TT: When did you start putting up the “Who is MIT” posters to advertise? Did you intend for them to be linked to the event?

Igel: We wanted to have a teaser one month before the premiere, so around April 1. The posters were Wesley’s idea. And I was scared at first because I was like “this makes our movie look way more combative, way more controversial than it is,” but we did it anyway. And every single person we showed it to had a wildly different reaction, which is exactly what we wanted. And it was memeable too. So we printed out 1,000 posters, made like 12 different variants, and got as many friends as possible to pepper them throughout campus. 

We were not expecting all the parody posters and all that came around. But a lot of the parody posters were doing our job for us; they still had “5-1-22,” which is what we wanted, so we were more than happy. The goal was to set up the ultimate reveal, which was the canonical posters, the Instagram release, and all of the pubbing we’re doing now. 

TT: Is there a central theme/takeaway from the film, or something in particular you hope the audience leaves with?

Igel: Something that the audience needs is an understanding that there is such a massive, vast array of threads and storylines that are taking place in this portion of MIT’s history that we cover, and although we’re only giving you a snippet of it, we do hope to give people a greater understanding and an emotional understanding of what students were going through when they were living in the exact same dorms as us, when they’re taking the same classes as us decades prior. 

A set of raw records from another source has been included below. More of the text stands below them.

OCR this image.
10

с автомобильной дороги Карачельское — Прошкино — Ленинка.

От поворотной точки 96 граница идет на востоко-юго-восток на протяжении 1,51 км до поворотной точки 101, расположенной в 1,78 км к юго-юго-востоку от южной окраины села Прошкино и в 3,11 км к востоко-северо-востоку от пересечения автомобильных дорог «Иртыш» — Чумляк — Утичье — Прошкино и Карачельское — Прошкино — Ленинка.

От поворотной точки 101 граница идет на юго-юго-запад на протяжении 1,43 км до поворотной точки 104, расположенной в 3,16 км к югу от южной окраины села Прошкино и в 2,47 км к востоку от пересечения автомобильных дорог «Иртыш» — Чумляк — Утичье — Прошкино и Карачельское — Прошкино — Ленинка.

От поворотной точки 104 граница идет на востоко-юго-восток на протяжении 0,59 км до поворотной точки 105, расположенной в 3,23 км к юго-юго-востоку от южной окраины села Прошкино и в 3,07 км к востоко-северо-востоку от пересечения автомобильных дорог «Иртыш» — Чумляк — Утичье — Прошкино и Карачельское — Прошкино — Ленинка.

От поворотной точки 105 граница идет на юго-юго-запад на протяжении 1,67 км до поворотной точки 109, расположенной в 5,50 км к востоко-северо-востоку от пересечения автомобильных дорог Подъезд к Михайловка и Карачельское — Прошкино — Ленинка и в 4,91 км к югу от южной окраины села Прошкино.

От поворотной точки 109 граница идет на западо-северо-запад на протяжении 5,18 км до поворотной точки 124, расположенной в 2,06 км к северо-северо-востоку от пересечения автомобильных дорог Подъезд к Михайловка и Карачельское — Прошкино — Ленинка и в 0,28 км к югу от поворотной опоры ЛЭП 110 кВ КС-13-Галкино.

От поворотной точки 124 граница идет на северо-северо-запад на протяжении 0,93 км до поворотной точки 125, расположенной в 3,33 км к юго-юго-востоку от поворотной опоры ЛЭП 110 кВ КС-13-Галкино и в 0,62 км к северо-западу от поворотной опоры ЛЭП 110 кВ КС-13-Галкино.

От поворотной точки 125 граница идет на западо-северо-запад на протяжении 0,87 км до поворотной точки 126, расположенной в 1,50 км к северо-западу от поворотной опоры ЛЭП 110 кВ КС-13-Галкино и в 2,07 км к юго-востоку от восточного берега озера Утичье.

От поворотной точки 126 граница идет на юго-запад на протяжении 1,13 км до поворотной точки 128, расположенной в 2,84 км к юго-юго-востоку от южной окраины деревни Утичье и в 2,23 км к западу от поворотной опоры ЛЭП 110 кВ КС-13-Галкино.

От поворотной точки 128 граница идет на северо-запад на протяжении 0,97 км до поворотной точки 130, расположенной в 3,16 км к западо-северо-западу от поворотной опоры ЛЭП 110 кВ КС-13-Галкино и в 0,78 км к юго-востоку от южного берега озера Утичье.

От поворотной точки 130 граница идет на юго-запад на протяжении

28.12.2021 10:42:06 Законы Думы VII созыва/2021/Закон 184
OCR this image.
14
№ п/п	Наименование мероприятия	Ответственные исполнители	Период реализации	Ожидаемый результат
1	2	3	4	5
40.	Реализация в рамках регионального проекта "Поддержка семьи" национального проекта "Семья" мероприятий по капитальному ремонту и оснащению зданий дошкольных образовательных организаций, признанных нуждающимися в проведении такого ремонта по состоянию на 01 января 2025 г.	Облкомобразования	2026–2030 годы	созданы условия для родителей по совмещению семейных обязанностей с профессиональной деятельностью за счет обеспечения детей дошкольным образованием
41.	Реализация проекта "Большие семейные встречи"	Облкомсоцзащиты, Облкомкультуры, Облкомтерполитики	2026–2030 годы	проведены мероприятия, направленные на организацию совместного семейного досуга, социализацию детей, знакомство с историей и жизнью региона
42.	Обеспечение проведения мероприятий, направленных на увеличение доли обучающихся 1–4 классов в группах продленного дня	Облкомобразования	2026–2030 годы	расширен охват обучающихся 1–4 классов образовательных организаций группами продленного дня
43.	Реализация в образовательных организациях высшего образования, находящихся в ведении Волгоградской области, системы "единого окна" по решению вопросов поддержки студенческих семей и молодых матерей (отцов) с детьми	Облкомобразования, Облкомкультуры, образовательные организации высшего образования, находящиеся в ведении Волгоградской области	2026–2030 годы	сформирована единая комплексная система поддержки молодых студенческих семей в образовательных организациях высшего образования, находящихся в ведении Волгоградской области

We also hope that the audience comes away with an understanding that all the different elements of our lives, the institutions we have, like pass/fail or the reason why our housing situation looks the way it does or why MIT is so hard.

Those are all very determined by these vast historical forces. 

One of our primary goals is that we want to become part of the canon of the movies that inspired us to make this one.

Every 10–20 years there is a really important movie about MIT, usually made by MIT students. “MIT: Progressions” was the primary one we built on. Each one of them really transports you to what life was like back then. And we hope to be able to do the same, both by looking back at those and also creating a snapshot of what the past few years have been.

Update 05/04/2022: A previous version of the article featured a few grammatical inconsistencies in comments from Luke Igel ’22. The article has been updated.